Overall, by using ActiveRecord, developers can write code that is more testable, more maintainable, and less error-prone. This can help to improve the overall quality of the application and reduce the risk of bugs and errors in the code.
Security
Raw SQL can be vulnerable to SQL injection attacks if not written carefully. ActiveRecord provides built-in protections against these types of attacks, making the application more secure.
A SQL injection attack is a type of security vulnerability that can occur in web applications that use a database. The attack involves an attacker using malicious input to manipulate the SQL statements that are executed by the database, potentially allowing the attacker to access or modify sensitive data.

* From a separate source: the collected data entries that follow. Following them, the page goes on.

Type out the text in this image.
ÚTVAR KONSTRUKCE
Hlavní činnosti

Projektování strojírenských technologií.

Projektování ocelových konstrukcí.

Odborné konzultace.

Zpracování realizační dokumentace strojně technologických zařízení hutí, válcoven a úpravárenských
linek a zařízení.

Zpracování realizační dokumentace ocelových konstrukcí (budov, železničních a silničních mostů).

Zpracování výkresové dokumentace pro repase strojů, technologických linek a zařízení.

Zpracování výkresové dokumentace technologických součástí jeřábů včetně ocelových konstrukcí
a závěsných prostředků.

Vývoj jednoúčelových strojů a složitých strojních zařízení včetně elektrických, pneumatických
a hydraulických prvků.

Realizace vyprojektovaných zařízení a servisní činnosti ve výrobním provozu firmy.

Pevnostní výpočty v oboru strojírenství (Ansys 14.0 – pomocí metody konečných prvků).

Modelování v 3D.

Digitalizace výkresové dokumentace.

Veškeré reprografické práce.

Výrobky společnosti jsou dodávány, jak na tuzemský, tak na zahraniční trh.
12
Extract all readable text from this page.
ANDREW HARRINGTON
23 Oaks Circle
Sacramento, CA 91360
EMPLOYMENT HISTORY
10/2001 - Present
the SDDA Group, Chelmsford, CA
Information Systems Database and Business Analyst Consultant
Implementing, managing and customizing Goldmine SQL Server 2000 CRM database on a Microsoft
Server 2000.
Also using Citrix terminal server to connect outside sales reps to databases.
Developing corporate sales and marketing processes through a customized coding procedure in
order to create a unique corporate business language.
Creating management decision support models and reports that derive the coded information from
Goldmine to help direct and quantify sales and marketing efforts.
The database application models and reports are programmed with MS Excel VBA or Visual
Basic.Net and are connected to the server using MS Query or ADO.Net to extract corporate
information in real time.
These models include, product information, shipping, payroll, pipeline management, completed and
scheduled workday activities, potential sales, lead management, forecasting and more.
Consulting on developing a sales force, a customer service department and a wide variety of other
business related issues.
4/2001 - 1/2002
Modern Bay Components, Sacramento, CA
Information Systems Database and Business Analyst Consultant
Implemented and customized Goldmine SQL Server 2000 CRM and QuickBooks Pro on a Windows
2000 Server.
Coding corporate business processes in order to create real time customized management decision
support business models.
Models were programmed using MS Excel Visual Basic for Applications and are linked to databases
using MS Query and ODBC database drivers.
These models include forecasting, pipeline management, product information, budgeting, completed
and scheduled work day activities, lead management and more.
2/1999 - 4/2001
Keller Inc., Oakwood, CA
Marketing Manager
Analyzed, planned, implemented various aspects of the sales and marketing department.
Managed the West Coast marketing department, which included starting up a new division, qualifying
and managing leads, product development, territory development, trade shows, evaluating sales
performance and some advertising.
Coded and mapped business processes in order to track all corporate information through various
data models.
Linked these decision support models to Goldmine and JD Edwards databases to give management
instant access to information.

For example, if a web application uses user input to construct a SQL query without proper validation or sanitization, an attacker could input specially crafted code to modify the query’s behavior. This can allow the attacker to bypass authentication mechanisms, access sensitive data, or modify the database.
ActiveRecord, the Object-Relational Mapping (ORM) framework included in Ruby on Rails, provides several built-in protections against SQL injection attacks.

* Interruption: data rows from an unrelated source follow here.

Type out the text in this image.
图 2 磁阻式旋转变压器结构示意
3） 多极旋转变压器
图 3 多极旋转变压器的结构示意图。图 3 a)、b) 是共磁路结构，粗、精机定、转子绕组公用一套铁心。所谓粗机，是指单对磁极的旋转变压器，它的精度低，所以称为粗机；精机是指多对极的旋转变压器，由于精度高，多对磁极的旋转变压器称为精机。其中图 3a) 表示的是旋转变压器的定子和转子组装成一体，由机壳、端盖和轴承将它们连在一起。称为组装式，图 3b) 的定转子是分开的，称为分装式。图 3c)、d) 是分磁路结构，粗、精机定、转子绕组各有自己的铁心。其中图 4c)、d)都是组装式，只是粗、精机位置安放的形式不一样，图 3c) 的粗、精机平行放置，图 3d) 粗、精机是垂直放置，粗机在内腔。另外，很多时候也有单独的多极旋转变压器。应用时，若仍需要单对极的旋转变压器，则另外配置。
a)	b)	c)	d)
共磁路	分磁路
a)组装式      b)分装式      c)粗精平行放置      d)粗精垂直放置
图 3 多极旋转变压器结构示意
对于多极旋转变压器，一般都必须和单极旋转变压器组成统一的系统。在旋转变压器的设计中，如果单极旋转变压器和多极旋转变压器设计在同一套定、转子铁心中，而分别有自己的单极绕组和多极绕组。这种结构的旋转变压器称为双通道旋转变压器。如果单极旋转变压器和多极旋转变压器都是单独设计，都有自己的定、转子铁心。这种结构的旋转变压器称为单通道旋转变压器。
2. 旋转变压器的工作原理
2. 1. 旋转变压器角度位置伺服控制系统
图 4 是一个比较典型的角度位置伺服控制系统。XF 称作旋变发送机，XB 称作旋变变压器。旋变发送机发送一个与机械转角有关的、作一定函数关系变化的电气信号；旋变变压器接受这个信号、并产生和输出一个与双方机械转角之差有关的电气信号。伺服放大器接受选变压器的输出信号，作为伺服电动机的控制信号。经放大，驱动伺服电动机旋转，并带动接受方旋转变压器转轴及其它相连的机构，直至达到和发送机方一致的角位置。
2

First, ActiveRecord uses parameterized queries, also known as prepared statements, which allow the database to treat user input as a parameter rather than as part of the SQL statement. This makes it more difficult for attackers to inject SQL code into the query.
Second, ActiveRecord automatically sanitizes user input to prevent the injection of malicious SQL code. It does this by escaping special characters in user input, such as quotes and semicolons, that could be used to modify the SQL statement.
Finally, ActiveRecord provides a query interface that abstracts away the need to write SQL queries directly in code. This reduces the risk of developers accidentally introducing SQL injection vulnerabilities into their code.
Overall, these protections provided by ActiveRecord can help prevent SQL injection attacks and make Ruby on Rails applications more secure. However, it is important to use these protections correctly and to follow secure coding practices to ensure the application is as secure as possible.
What are some reasons you may want to add raw SQL to a Ruby on Rails application?
While it is generally recommended to use the Object-Relational Mapping (ORM) provided by Ruby on Rails, there may be situations where it is appropriate to use raw SQL in a Rails application. Here are a few examples:
Complex queries: In some cases, a query may be too complex or too specific to be handled by the ORM. In these cases, it may be appropriate to write the query in raw SQL to achieve the desired results.
Performance optimization: In some cases, raw SQL may be faster than using the ORM, particularly for queries that involve large amounts of data or complex joins. However, it is important to carefully benchmark and test any performance optimizations to ensure they are effective and don’t introduce new issues.
Database-specific features: Some databases offer features that are not supported by the ORM. In these cases, it may be necessary to use raw SQL to take advantage of those features.
Migration scripts: When migrating data from one database schema to another, it may be necessary to write custom SQL scripts to modify the data.
However, when using raw SQL in a Rails application, it is important to be cautious and ensure that the code is secure and maintainable. Developers should be familiar with SQL injection vulnerabilities and take steps to prevent them, such as using prepared statements and sanitizing user input. Additionally, raw SQL code should be well-documented and tested to ensure that it can be easily maintained over time.
Summary
In summary, adding raw SQL to a Ruby on Rails application is a code smell because it goes against some of the key principles of the framework and can lead to code that is difficult to understand, test, and secure. Instead, it is recommended to use the ORM provided by Rails, ActiveRecord, which abstracts away the need to write SQL queries directly in code.